Regular expressions in FastaChar

What is a regular expression anyway?

Adapted from wikipedia :

The phrase regular expressions, also called regexes, is often used to mean the specific, standard textual syntax for representing patterns for matching text. Each character in a regular expression (that is, each character in the string describing its pattern) is either a metacharacter, having a special meaning, or a regular character that has a literal meaning.

For example, in the regex ‘a.’, a is a literal character which matches just ‘a’, while ‘.’ is a metacharacter that matches every character except a newline. Therefore, this regex matches, for example, ‘a ‘, or ‘ax’, or ‘a0’. Together, metacharacters and literal characters can be used to identify text of a given pattern, or process a number of instances of it.

Pattern matches may vary from a precise equality to a very general similarity, as controlled by the metacharacters. For example, ‘.’ is a very general pattern, [a-z] (match all lower case letters from ‘a’ to ‘z’) is less general and a is a precise pattern (matches just ‘a’). The metacharacter syntax is designed specifically to represent prescribed targets in a concise and flexible way to direct the automation of text processing of a variety of input data, in a form easy to type using a standard ASCII keyboard.

In FastaChar we use regular expressions to parse the header strings belonging to the sequences in fasta files.

Extensive information on regular expression can be found in sources on the internet, for example https://www.rexegg.com/regex-quickstart.html.

How do we use regular expressions in FastaChar?
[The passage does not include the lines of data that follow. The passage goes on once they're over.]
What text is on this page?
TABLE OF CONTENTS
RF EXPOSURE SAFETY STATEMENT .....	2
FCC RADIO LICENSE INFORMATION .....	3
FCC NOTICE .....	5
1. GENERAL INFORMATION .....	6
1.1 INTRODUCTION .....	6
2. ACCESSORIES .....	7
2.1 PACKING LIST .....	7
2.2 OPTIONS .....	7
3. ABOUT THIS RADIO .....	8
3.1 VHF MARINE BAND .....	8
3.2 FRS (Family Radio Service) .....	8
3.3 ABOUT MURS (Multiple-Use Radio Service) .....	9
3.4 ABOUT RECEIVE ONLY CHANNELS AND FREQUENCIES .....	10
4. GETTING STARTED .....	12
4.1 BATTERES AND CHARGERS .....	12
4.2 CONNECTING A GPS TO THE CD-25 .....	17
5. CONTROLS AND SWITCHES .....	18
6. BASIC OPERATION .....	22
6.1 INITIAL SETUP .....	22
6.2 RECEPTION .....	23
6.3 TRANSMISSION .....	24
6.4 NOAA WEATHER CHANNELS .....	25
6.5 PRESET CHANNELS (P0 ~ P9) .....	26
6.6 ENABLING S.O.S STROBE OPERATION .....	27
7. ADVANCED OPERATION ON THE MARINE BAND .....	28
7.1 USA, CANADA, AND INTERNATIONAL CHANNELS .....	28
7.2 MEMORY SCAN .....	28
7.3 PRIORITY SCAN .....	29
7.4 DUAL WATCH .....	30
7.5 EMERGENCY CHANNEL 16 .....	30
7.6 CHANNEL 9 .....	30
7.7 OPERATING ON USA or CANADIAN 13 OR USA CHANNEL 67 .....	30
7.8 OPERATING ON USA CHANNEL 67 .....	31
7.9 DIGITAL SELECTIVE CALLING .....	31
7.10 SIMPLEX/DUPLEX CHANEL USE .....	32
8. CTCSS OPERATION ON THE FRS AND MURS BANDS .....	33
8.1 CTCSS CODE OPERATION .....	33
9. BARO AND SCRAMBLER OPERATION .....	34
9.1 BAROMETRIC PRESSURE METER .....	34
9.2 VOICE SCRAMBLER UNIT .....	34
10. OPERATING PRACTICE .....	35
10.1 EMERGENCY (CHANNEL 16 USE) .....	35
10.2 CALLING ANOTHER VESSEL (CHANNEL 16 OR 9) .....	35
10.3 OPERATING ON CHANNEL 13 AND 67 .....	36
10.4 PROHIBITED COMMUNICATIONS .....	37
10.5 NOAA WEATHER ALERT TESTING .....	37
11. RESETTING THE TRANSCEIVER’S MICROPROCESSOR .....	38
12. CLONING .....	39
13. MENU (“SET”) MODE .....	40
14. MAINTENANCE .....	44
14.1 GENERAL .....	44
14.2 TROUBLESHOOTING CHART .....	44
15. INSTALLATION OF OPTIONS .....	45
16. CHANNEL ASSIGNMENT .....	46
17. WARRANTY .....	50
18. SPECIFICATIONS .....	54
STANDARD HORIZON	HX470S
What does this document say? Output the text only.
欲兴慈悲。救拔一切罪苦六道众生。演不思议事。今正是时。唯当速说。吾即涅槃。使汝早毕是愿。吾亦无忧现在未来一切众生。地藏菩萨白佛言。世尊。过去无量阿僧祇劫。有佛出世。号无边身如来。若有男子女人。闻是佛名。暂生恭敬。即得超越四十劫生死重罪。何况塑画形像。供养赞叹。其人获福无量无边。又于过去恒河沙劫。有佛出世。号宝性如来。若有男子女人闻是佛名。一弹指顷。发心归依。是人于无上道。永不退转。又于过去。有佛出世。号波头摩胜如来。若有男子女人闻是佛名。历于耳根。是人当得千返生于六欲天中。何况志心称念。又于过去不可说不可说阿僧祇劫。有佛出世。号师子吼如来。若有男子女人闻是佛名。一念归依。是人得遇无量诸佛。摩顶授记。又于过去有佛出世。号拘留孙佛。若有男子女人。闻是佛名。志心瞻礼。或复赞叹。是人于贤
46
When FastaChar reads a fasta file with aligned sequences, this file can have a number of sequences pertaining to one taxon. For the analysis we would like to compare the sequences of this taxon with those of other taxa. In order to select all the sequences of a given taxon and label them with one name, the species name, FastaChar needs some way of knowing how to interpret the headers in the fasta files. This may be best illustrated using an example.

Example

Let us say we have a fasta file with the following entry:

>WBET001_Nototeredo_norvagica_Ms_TK
TACTTTGTATTTTATTTTTTCTATTTGAGCGGGTTTGGT.....

Here we see that the first line is the header, as it starts with a “>”. The header string is aparently composed of the lab id followed by the species description, using an underscore to separate them. The header format now becomes:

{ID}_{SPECIES}

In order to specify the regular expression for the ID string, we need to know how the other id’s in this file look like. If we know that all lab codes start with ‘WBET’, we could specify something like:

WBET[0-9]+

which should be interpreted as the id starts with WBET and is followed by at least one numerical, but nothing else. THe WBET part is taken literal. The part between [ ] represents the position of one single character. In this case this character can be any in the range from 0 to 9. The + means that the preceding character (or possible characters) can be repeated.

This would work for this example, but when a different file is opened, then this expression might not match. As an alternative approach we could be more general. So we may say that the id may contain alphanumeric characters and a period, and at least one character. This translates to:

[A-Za-z0-9\.]+

Now the first character can be anything from upper case and lower case letters that appear in the (English) alphabet, any digits from 0 - 9 and a period. The symbol . has a special meaning in regular expressions, so that if the literal symbol is meant, it must be escaped by a backslash. What follows of the id string should be a character that follows the same restriction as the first character does, as indicated by the + symbol.

This representation would match our example WBTE001, but also PC025239.1, or ZSM20100595. Similar considerations apply to how the regular expression should be described for the species string.

Can we disable the use of regular expressions?

It can be, of course, that species names and lab codes within a single fasta file do not adhere to a specific format, or they are formatted in such a way that it is not easy to find a regular expression pattern that works for all entries. The solution in such a case would be to specify a regular expression that captures all.

The header format then reads:

{SPECIES}

the field for the regular expression for the ID or lab code, Regex ID, can be left empty, and the regular expression for the species, Regex SPECIES becomes:

.*

which captures all characters.